Le réseau n’est-il pas de toute façon trop dense? - -
Au centre-ville, c’est le cas. Mais pas dans les quartiers ni dans les régions. Alors comment agir pour obtenir une couverture satisfaisante? En France, en Italie et ailleurs, on doit obtenir une autorisation étatique pour ouvrir une officine. Mais cette réglementation est lourde et elle n’a pas réglé le problème. La liberté économique reste la meilleure manière de réguler le marché, même si elle ne peut résoudre toutes les insuffisances. Notre système de la santé est imparfait, mais il est le meilleur au monde.
La vente en ligne entraînera-t-elle la fermeture de pharmacies? - -
Non. Cette activité n’est pas rentable. Nous le constatons avec notre entreprise MediService qui est le leader helvétique dans ce domaine. Il ne suffit pas d’envoyer des médicaments, encore faut-il des prestations de services complémentaires comme l’accompagnement des patients à la maison. Il n’y a pas de marché pour la vente online en Suisse où cette dernière ne représente que 1% du chiffre d’affaires total. Les consommateurs veulent du conseil et c’est que nous leur donnons.
Parlons maintenant de votre rémunération. En 2012, vous renoncez à tout salaire en espèces. En contrepartie, la société vous attribue 40 000 actions que vous pourrez exercer en 2017. Pourquoi? - -
En 2010, j’avais émis le souhait de me démettre de ma fonction de CEO après l’avoir assumée pendant quinze ans avec celle de président du conseil d’administration. Mais ce dernier n’était pas d’accord. Deux ans plus tard, il a finalement accepté de nommer un nouveau CEO à condition que je reste responsable de la conduite du groupe.
C’est la raison pour laquelle je suis président exécutif. Parallèlement, le conseil voulait que ma rétribution dépende de l’évolution des affaires. Il voulait aussi que je reste entièrement engagé pour Galenica. Comment faire? On a trouvé la solution du paiement en actions bloquées pendant cinq ans. Leur valeur dépendra du succès futur de la société.
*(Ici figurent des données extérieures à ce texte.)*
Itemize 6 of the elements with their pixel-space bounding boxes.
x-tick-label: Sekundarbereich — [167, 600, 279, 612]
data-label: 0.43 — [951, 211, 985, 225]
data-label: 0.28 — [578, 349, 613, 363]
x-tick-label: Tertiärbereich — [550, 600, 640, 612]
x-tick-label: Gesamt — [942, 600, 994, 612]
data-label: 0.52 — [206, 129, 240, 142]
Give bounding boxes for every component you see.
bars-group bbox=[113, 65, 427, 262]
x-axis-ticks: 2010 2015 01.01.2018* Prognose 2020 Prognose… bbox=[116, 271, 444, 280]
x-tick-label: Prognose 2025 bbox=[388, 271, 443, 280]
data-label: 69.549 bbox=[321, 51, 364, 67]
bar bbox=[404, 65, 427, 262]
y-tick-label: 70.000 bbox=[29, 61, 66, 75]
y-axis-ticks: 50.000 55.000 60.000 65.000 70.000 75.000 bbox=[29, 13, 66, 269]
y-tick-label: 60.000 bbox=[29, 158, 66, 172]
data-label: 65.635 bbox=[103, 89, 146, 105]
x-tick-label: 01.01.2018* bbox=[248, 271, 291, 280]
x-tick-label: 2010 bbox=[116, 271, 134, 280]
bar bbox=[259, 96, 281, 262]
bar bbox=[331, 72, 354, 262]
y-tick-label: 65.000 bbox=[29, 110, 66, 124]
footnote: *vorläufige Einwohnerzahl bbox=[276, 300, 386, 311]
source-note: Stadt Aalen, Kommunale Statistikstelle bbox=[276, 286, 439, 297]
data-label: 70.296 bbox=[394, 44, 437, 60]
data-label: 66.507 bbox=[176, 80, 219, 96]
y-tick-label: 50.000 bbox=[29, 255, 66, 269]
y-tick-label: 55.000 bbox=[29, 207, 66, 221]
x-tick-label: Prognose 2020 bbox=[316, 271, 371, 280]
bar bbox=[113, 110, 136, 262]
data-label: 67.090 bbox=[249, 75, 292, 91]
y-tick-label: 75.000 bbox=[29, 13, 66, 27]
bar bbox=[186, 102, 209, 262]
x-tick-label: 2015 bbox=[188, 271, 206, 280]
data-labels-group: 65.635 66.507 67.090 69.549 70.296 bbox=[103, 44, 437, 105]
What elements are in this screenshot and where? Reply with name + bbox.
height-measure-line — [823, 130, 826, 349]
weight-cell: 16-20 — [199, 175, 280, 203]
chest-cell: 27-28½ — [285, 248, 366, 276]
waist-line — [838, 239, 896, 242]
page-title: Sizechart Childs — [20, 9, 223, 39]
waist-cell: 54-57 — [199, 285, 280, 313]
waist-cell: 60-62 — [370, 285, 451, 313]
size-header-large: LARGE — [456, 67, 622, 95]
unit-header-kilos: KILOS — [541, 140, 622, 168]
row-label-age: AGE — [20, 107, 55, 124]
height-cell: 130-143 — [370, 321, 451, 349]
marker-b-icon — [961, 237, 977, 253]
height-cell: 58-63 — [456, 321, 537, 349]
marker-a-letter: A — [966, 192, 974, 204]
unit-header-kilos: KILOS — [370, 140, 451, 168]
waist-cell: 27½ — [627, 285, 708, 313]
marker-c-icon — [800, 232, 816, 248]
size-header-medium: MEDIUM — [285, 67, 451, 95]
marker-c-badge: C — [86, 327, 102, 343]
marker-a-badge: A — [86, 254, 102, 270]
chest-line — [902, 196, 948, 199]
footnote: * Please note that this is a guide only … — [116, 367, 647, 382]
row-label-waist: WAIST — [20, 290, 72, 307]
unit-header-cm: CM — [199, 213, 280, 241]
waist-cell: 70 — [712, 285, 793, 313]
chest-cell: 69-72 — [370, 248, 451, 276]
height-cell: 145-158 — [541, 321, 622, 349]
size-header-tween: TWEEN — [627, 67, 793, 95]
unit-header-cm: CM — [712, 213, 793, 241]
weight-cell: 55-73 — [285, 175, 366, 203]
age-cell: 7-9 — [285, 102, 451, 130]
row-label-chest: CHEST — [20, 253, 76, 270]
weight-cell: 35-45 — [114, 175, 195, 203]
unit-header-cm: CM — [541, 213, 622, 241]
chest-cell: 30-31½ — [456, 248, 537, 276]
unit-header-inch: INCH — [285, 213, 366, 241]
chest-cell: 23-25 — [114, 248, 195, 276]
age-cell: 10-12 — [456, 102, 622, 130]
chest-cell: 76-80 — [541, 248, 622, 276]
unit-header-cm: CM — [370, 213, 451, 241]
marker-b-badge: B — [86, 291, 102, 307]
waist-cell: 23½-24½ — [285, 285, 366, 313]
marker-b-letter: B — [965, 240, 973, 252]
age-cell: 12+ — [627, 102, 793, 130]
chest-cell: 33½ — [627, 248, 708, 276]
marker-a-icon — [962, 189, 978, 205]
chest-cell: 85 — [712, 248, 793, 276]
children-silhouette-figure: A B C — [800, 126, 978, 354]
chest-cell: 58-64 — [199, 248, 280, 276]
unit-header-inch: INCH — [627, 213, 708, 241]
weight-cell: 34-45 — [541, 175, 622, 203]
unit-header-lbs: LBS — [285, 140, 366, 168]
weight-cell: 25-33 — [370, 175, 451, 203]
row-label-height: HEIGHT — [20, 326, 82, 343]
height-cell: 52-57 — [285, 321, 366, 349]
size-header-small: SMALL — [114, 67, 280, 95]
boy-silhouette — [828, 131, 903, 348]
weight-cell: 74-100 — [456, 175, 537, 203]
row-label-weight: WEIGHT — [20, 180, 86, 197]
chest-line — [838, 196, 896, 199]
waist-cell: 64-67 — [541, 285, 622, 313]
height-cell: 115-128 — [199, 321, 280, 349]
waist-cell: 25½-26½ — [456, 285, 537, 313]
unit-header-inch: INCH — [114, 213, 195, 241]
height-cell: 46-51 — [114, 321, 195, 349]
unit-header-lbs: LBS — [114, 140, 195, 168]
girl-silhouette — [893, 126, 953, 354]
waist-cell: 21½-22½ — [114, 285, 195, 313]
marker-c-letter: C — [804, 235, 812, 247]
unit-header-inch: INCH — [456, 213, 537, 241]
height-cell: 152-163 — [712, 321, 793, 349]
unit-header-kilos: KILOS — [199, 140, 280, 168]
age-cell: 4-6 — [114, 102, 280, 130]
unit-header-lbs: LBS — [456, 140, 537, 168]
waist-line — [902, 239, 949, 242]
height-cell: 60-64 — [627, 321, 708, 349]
Ces 40 000 actions valent au cours actuel environ 35 millions de francs. Ce qui représente une rémunération annuelle supérieure à celle que touche le président de Novartis… - -
Certes, après la progression du cours de l’action! Au départ, le paquet valait la moitié! Mais la rétribution de Jörg Reinhardt est en espèces. Il ne prend donc aucun risque. Son rôle est différent. Je suis président exécutif et je ne suis payé qu’en actions. Je n’ai aucune garantie sur leur valeur en 2017 lorsque je pourrai exercer mes droits. La seule chose qui est certaine: les impôts que je paie! Si c’était si facile, tous les dirigeants m’imiteraient… Il faut avoir confiance en sa stratégie et donc avoir le courage de prendre un tel risque.